The false belief task has many problems, and may not test for all of the aspects of theory of mind. In fact, other experimental paradigms demonstrate evidence for theory of mind abilities in nonhuman primates as well as human infants. However, there are definite differences between the theory of mind capabilities of nonhuman primates and those of young human children (perhaps even infants). Tomasello's account of the evolution of modern human cognition centers around these differences. He will argue that it is the faculties that underlie these differences that allow humans to develop, through cultural learning, a wide range of cognitive abilities, including the use of language, that no other animal has developed.

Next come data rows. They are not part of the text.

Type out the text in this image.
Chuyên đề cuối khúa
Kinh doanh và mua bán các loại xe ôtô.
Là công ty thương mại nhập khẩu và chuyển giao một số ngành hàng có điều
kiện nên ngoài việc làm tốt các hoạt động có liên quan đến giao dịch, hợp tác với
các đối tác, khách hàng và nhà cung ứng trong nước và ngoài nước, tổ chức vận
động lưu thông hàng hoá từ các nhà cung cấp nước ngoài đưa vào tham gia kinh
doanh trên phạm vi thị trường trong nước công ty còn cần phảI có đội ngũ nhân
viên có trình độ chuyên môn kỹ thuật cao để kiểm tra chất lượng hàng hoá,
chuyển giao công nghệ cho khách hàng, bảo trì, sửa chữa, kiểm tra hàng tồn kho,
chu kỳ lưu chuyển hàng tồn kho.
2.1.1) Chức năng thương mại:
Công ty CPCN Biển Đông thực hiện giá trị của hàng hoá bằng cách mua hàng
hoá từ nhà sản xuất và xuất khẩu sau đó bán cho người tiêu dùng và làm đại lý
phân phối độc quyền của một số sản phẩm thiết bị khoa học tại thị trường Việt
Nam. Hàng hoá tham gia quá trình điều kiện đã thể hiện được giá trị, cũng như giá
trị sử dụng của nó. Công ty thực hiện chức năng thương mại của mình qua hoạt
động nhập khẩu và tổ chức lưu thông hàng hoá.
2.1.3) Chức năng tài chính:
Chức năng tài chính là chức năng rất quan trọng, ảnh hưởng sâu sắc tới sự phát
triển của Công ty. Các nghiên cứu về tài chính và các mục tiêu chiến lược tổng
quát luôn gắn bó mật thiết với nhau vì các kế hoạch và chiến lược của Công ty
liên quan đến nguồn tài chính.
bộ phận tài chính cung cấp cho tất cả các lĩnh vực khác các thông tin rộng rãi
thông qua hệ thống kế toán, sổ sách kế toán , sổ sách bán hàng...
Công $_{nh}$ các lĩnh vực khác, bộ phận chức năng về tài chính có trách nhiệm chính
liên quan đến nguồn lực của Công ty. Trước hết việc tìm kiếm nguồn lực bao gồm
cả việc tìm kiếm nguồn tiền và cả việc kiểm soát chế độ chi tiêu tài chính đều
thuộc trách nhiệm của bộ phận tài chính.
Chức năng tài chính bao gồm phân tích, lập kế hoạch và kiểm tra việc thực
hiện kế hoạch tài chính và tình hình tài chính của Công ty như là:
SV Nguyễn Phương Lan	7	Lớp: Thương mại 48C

Once again, this is a very controversial position, and it has not been widely accepted, though it is garnering more and more attention in psychology and cognitive anthropology (I'm not sure what linguists think of it). I think this means that Tomasello's book, which is controversial pretty much from page 1, will spark a lot of great discussion, and will thus make for a great first book for our group. I hope this introductory post helps to situate the book. As we go along, I will try to define the concepts and explain Tomasello's positions in more depth, and may go in to more detail on the differences between his and other views in the field.